記事の流れからは幾らか逸脱しますが、普遍的な資本主義を前提とするのではなく、我が国独自の~という枕詞がキーワードになって来る、いや来るべきだと思うのです。この点、『かつて』安倍さんが瑞穂の国の~と言っていたことの理念と重なるかも知れません。

例えば談合。今では独禁法で禁止されていますが、これは確か年次要求でメリケンから『命令』されて決められたものです。談合は、或る地域の特定業者(土木・建築業界など)が、持ち回り的に公共事業を受注出来る仕組みで、言わば業界内の『共存共栄』を図るものでした。それが外国の命令により禁止され、摘発される例が毎年の様に出ているのです。潰れなければそこに働いていた従業員は食べて行くことが出来ていたのです。

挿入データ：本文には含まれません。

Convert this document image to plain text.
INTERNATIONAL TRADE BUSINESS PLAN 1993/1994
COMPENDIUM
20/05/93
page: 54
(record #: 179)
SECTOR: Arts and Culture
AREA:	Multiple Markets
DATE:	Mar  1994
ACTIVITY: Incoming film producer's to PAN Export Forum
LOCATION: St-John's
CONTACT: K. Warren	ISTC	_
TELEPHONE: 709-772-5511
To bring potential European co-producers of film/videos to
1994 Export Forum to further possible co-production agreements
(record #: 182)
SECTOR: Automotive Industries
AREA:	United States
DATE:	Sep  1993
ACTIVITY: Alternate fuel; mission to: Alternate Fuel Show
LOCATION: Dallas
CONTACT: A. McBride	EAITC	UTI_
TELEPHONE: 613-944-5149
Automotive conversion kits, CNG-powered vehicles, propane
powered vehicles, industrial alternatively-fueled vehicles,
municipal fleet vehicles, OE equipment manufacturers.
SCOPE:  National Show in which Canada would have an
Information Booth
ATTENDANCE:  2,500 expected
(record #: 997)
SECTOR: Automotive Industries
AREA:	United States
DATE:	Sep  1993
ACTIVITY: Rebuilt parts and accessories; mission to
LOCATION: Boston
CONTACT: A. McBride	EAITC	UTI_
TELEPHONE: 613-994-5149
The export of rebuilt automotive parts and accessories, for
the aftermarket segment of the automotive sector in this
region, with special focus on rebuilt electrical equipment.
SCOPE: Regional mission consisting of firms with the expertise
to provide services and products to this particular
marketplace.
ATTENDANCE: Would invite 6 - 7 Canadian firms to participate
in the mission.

あと象徴的なのは郵政民営化でしょう。郵便・保険とセットでは黒字だったのに、これまた簡保資金目当てのメリケンの命令を受けた小泉の手により分割民営化されたのです。これは国鉄民営化とは全く意味が異なりますが、混同している人が未だに多い様です。今、メリケンはJAにもその触手を伸ばしています。

その他では規制緩和ですね。タクシー業界・トラック業界・バス業界…業界全体が悪くなった所ばかりです。

要するにグローバル的な考えを信奉して行くと我が国は全く長所を発揮出来ず、(主に経済的な面で)外国の食い物にされるだけです。それは今の我が国を見ていればよく分かると思います。七~八割程度鎖国した方が良い位かも知れません(我が国は元々内需だけで十分生きて行ける世界でも希な国です。資源などは輸入せねばなりませんが。)

投稿: 素浪人 | 2016/07/05 23:19

ふりさけみればドグマとは大きな影響を人類に与えて来ました。
マルクスがいなくても別の名前の共産主義が誕生していたかも知れません。
宗教もキリスト教、イスラム教なども多数の人的被害を出して来ました。
現在卑劣なテロでISなどがたくさんの不幸を作り出しています。
また今後大きな災いになるかも知れない中国の動き、中華民族の偉大な復興という掛け声も洗脳をもとにした熱狂を呼ぶもののようにも思えます。

世界はいつになっても非生産的です。